Nobody knew who Dr. Cheerful was when room assignments were posted that day. I asked around hoping to mine some nugget of wisdom about his "preferences" (aka: bizarre quirks) so I could prepare in advance. No one had a clue. I did a simple knee setup and figured I'd just wing it from there.

Dr. Cheerful arrived and was totally fabulous. He was funny, chatty, and liked to teach. We were knee-deep (tee-hee) into the operation and things were going great until...he asked me for a “tooth fairy”. I had no freaking clue what a "tooth fairy" was. I assumed it was his made-up name for a common instrument. Attempting to save face, I looked at was he was doing and grabbed what I thought would make sense for the task. Confidently, I smiled and handed him a clamp. He looked at me like I had just sprouted horns. "No, I need a tooth fairy," he said, patiently. At this point, the room had come to a grinding halt. The only sound was the beeping of the anesthesia machine keeping time with Led Zepplin playing on XM radio.

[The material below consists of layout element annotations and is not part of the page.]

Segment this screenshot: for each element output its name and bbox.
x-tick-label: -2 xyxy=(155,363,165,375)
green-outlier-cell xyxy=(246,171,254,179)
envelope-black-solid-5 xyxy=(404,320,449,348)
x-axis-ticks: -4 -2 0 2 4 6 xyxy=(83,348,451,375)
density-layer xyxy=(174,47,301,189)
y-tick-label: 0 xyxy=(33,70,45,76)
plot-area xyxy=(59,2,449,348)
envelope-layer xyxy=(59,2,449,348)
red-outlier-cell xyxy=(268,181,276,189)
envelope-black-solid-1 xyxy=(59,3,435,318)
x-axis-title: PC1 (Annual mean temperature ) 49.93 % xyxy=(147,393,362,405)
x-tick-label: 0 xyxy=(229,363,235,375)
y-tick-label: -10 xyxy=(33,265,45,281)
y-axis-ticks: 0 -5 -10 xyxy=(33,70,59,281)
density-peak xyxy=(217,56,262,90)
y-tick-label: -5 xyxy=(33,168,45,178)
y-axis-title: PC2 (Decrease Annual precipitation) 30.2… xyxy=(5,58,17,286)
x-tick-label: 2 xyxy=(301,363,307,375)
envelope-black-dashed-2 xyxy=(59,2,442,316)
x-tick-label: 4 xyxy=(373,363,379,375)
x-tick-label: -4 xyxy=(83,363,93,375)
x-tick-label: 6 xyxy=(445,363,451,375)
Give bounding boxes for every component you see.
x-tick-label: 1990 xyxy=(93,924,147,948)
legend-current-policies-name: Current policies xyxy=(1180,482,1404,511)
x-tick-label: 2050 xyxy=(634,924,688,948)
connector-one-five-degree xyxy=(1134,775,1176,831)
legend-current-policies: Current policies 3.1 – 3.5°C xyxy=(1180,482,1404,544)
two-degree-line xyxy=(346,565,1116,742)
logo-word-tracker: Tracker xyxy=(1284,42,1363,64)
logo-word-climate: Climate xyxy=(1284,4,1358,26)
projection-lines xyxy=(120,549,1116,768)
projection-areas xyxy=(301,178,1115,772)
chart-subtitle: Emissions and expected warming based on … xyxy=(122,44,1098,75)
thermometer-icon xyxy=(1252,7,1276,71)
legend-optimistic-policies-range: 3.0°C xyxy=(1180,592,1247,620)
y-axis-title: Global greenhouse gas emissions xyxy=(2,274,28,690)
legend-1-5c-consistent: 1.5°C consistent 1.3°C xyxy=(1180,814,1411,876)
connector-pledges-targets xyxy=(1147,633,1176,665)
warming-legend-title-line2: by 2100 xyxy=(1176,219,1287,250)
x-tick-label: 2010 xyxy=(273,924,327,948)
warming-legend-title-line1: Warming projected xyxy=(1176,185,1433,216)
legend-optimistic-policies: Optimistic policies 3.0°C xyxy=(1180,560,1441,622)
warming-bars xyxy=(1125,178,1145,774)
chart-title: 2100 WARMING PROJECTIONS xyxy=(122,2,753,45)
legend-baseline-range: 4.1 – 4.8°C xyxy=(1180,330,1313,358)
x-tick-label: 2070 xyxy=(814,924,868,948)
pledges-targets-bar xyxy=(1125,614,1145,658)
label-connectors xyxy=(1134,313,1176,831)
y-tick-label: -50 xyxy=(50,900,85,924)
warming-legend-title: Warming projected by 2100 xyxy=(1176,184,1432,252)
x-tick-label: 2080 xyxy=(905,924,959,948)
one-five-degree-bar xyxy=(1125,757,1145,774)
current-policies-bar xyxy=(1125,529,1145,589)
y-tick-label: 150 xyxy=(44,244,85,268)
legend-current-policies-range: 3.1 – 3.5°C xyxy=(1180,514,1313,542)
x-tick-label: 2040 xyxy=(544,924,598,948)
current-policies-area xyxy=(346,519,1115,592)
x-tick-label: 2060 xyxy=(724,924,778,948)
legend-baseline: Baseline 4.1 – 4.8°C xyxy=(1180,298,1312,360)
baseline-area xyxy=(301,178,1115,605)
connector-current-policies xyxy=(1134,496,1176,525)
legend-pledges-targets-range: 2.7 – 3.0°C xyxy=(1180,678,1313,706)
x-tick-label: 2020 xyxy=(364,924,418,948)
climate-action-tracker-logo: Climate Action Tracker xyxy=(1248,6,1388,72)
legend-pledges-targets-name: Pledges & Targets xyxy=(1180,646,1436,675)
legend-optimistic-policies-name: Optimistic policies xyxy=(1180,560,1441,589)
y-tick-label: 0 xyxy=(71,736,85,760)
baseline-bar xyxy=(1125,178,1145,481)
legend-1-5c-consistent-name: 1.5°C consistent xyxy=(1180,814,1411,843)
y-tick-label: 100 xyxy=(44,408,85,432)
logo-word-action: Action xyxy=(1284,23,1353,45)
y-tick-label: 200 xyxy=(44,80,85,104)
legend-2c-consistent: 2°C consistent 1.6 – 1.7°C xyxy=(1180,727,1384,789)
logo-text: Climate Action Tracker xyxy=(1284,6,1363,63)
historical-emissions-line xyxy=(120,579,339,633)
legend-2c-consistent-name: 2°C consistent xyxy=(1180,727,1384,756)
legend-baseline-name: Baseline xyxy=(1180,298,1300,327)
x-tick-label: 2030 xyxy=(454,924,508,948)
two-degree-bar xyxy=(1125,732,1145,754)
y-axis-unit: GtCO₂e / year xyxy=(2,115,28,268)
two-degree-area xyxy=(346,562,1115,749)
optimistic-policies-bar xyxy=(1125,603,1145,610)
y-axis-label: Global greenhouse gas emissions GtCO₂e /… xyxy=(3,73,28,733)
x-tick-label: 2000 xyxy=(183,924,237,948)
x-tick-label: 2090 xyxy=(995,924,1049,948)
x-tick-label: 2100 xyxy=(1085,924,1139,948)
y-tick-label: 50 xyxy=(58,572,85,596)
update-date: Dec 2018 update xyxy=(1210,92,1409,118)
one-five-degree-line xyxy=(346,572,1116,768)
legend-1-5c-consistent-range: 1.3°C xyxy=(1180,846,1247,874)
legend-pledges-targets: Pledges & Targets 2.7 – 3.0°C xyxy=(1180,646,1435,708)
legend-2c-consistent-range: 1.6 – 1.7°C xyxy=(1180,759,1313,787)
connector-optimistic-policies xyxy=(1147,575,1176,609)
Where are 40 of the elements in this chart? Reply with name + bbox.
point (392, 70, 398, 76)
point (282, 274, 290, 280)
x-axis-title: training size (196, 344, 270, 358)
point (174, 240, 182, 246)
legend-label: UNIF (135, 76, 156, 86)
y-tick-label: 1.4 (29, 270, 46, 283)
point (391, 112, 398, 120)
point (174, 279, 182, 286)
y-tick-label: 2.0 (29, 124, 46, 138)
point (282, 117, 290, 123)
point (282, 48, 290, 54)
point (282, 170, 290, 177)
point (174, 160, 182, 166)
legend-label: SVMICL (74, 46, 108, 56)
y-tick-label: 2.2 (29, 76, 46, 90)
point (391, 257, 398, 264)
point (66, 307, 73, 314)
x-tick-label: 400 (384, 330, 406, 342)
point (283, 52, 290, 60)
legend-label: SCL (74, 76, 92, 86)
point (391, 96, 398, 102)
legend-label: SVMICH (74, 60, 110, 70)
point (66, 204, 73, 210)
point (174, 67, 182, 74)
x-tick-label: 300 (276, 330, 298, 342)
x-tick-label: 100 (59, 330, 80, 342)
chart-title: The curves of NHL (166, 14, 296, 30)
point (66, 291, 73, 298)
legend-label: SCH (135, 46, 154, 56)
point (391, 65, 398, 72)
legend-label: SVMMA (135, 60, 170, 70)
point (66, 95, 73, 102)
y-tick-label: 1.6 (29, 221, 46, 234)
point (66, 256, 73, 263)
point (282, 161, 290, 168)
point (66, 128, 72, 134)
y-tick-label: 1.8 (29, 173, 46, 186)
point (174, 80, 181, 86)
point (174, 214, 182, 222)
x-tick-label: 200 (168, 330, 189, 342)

I looked back at my pans, concentrating as hard as I could-like if I just stared hard enough the toothfairy would magically leap out of the pan into my hand. Empty-handed, I turned back to the operative field. I locked eyes with Dr. Cheerful and we stood there…awkwardly staring at each other. From inside his Stryker hood, he silently mouthed a word: tooth fairy, to which I cocked my head in confusion like a dopey cocker spaniel. After what felt like FOREVER, someone in the room leaned over and whispered in my ear, "He wants a pituitary. A rongeur?"

A PITUITARY!? I snapped out of my trance and whipped around to grab a pituitary rongeur. Incidentally, it was sitting right on top in plain sight. I slapped the rongeur into Dr. Cheerful's waiting hand and the room instantly sprang back to life. We finished the procedure without further incident and the surgeon departed with a wave and a smile. As I tore down my tables, I asked, "Does he always call the pituitary a tooth fairy?" The question was met with laughter as someone told me he had never called it that. Apparently, his pronunciation of “pituitary” had simply distorted over the noise of the fans inside our Stryker hoods and (like a bad game of Telephone) "tooth fairy" was the result. So, so embarrassing.

I haven't seen Dr. Cheerful since that day so I was unable to explain why I suddenly turned into a gaping idiot during his case. Since that day, no one has asked me for a “tooth fairy,” but I figure the nickname will catch on sooner or later. When that day comes, I’ll be ready-pituitary in hand.